Paper: Speed Learning on the Fly, PY. Masse and Y. Ollivier, 2015
The paper describes a method of adapting step size (learning rate) for online SGD training with relatively low computational cost. The learning rate may have significant impact on the training process. This is even more important considering the nature of online training and the challenges it impose. The method in the paper attempts to solve this problem by unrolling model updates through multiple steps of online learning. Using previous steps the method, the method can calculate sum of loses that will later be used to approximate their gradients. With the approximate gradient of loses it is possible to approximate the gradient of the learning rate.

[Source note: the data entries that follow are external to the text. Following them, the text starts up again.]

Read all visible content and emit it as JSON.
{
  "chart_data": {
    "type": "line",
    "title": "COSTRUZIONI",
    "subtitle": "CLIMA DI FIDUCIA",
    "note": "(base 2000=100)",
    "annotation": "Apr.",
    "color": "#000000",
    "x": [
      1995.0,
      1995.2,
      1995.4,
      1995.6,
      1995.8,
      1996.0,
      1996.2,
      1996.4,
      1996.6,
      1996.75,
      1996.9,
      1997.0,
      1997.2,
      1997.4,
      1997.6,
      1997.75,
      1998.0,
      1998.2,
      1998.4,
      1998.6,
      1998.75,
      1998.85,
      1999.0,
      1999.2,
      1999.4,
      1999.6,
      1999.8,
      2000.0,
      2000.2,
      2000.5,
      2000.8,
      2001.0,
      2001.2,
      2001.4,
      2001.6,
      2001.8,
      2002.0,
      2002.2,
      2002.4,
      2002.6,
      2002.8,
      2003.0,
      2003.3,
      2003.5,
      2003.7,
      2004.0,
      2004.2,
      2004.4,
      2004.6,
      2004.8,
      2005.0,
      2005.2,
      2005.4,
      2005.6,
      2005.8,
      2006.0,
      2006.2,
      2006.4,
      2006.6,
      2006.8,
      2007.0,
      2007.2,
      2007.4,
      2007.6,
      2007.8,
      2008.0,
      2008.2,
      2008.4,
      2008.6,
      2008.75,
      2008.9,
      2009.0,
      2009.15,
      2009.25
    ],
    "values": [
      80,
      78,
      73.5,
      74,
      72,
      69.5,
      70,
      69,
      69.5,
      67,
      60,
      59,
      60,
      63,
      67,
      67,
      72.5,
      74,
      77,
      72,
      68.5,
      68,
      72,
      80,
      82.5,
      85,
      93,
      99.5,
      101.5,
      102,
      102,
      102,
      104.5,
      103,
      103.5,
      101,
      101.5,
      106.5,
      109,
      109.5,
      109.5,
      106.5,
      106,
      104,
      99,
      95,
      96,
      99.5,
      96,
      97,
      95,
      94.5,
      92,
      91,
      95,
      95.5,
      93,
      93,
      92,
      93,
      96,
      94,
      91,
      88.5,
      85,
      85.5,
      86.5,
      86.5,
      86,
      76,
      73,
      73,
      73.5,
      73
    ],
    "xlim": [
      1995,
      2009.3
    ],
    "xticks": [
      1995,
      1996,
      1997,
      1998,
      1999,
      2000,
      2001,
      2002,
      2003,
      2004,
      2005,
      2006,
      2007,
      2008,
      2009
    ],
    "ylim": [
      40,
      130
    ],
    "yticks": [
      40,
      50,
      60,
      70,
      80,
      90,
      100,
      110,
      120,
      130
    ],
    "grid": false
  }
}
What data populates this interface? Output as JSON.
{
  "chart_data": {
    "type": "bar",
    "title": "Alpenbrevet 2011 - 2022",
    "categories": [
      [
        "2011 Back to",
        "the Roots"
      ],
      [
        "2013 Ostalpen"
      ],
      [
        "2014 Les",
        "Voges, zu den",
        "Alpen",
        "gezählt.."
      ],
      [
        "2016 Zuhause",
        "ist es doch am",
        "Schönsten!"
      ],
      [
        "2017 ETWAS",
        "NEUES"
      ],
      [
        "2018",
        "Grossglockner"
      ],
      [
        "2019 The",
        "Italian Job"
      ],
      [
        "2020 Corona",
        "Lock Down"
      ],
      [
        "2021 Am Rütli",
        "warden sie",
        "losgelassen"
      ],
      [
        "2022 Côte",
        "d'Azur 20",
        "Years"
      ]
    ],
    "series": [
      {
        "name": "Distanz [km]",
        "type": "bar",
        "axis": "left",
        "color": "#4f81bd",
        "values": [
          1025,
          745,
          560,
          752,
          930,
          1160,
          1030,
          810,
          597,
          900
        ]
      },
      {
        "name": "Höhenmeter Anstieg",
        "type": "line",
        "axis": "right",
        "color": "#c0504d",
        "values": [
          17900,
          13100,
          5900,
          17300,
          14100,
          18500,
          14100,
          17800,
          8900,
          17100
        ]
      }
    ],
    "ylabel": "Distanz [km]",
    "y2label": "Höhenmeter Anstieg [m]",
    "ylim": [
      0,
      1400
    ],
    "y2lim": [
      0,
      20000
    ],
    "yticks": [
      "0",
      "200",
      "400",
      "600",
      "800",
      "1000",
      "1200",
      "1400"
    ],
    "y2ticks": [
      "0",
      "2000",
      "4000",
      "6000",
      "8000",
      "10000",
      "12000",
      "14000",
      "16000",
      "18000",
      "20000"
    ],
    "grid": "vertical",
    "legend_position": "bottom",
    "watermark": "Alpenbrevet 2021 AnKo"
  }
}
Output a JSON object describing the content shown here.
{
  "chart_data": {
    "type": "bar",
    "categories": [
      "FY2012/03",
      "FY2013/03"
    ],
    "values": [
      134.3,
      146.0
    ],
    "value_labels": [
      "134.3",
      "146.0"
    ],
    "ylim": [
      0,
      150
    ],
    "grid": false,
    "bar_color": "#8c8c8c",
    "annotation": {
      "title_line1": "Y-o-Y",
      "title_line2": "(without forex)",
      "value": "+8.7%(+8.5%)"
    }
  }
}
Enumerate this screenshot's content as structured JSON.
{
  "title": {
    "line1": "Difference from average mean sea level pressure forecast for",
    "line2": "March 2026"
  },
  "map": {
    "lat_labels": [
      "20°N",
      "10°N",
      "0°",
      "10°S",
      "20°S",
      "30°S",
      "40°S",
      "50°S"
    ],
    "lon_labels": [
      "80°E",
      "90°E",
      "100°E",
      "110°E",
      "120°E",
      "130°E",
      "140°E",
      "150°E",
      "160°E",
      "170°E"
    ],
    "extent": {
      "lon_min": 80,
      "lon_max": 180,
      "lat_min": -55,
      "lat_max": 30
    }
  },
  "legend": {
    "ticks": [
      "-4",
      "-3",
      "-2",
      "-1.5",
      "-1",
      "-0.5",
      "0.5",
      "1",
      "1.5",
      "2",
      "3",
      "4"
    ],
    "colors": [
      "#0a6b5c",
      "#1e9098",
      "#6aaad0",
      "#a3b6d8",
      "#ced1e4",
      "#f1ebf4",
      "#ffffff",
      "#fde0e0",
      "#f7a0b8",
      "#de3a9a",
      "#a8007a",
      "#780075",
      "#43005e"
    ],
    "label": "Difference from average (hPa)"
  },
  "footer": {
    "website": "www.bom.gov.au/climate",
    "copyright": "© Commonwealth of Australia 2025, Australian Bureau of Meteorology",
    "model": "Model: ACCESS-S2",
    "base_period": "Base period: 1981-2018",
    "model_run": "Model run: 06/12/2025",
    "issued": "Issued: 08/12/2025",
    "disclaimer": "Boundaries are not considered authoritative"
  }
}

If you read the paper “Training recurrent networks online without backtracking” published in July 2015 by Y. Ollivier, G. Charpiat, that I briefly reviewed a few months ago, you may notice many similarities to this idea. In that earlier paper the authors also described unrolling through time with gradient approximation for online learning. Also a paper “Gradient-based Hyperparameter Optimization through Reversible Learning” by D. Maclaurin et al., published in February 2015, describes similar idea of using gradient descent on a learning rate by unrolling the previous steps. If you are interested, you can check my short review of that paper.
Paper findings suggest that adaptive step size performs better than fixed size or naively varied size. Overall, the method looks promising and is a good additional to rather limited number of solutions for online SGD learning. In my opinion, online SGD learning is not getting the attention it deserves even though it fits in some real life cases better than mini-batch SGD.